Le juge de première instance a donné raison à la Municipalité. La plaignante a ensuite porté l'affaire en appel et a obtenu gain de cause.

L’affaire s’est rendue en Cour suprême du Canada, qui conclut que les pratiques de déneigement ne peuvent pas automatiquement être qualifiées de politique générale fondamentale. Ces pratiques peuvent être issues d'une mise en oeuvre opérationnelle, dit la Cour, et ainsi entraîner des poursuites pour négligence.

Dans une décision unanime, les juges ont déclaré que la Ville avait une obligation de diligence envers Mme Marchi et qu’un nouveau procès était nécessaire. C'est lors de ce nouveau procès qu'il sera déterminé si la Municipalité a manqué à cette obligation de diligence et si elle doit verser des dommages-intérêts à la plaignante.

Ailleurs au pays

L’affaire a intéressé plusieurs instances canadiennes. Les procureurs généraux du Canada, de la Colombie-Britannique, de l’Alberta et de l’Ontario sont intervenus devant la Cour suprême, de même que la Ville de Toronto et la Ville d’Abbotsford, en Colombie-Britannique.

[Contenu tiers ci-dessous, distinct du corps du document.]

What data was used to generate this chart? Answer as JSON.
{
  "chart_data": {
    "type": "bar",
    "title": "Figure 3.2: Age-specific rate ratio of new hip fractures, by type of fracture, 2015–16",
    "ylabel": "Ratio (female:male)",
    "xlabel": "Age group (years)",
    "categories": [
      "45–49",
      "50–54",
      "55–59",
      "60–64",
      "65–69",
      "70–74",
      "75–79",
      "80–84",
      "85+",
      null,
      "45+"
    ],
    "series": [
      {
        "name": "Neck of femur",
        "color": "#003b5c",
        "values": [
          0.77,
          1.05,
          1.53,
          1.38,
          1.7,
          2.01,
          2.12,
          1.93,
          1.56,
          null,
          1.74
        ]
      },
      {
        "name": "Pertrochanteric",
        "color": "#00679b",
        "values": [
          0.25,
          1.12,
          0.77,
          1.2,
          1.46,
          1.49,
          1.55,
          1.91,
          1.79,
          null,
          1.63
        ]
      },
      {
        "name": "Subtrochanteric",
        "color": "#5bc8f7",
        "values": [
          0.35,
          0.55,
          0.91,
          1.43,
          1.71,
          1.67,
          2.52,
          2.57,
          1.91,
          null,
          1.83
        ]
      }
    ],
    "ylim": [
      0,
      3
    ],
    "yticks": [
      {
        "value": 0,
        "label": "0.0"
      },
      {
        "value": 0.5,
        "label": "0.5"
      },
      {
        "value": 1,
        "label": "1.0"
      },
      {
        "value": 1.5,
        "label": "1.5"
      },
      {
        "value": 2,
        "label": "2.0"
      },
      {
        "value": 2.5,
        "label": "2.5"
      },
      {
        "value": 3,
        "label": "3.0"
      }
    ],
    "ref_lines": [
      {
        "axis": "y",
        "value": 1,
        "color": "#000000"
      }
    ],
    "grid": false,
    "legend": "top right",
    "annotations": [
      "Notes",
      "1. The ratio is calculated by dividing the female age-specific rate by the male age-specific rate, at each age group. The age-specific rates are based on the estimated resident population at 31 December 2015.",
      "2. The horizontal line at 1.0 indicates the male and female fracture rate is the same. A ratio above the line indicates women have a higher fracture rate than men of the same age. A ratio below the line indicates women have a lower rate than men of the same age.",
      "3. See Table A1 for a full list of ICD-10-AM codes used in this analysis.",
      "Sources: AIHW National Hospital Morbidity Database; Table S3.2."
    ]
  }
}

C’est une invitation à la prudence à l’égard des citoyens dans la mise en œuvre des politiques de déneigement, conclut François Laroque.

Avec des informations de Wildinette Paul

Qu’est qu’une obligation de diligence?

La personne qui intente une poursuite pour négligence doit prouver l’existence de quatre choses devant le tribunal : une obligation de diligence, un manquement à cette obligation, des dommages et un lien de causalité. Une obligation de diligence existait lorsque l’autre personne ou organisation devait faire montre de prudence en accomplissant quelque chose qui était susceptible de causer des préjudices, ou devait éviter de l’accomplir.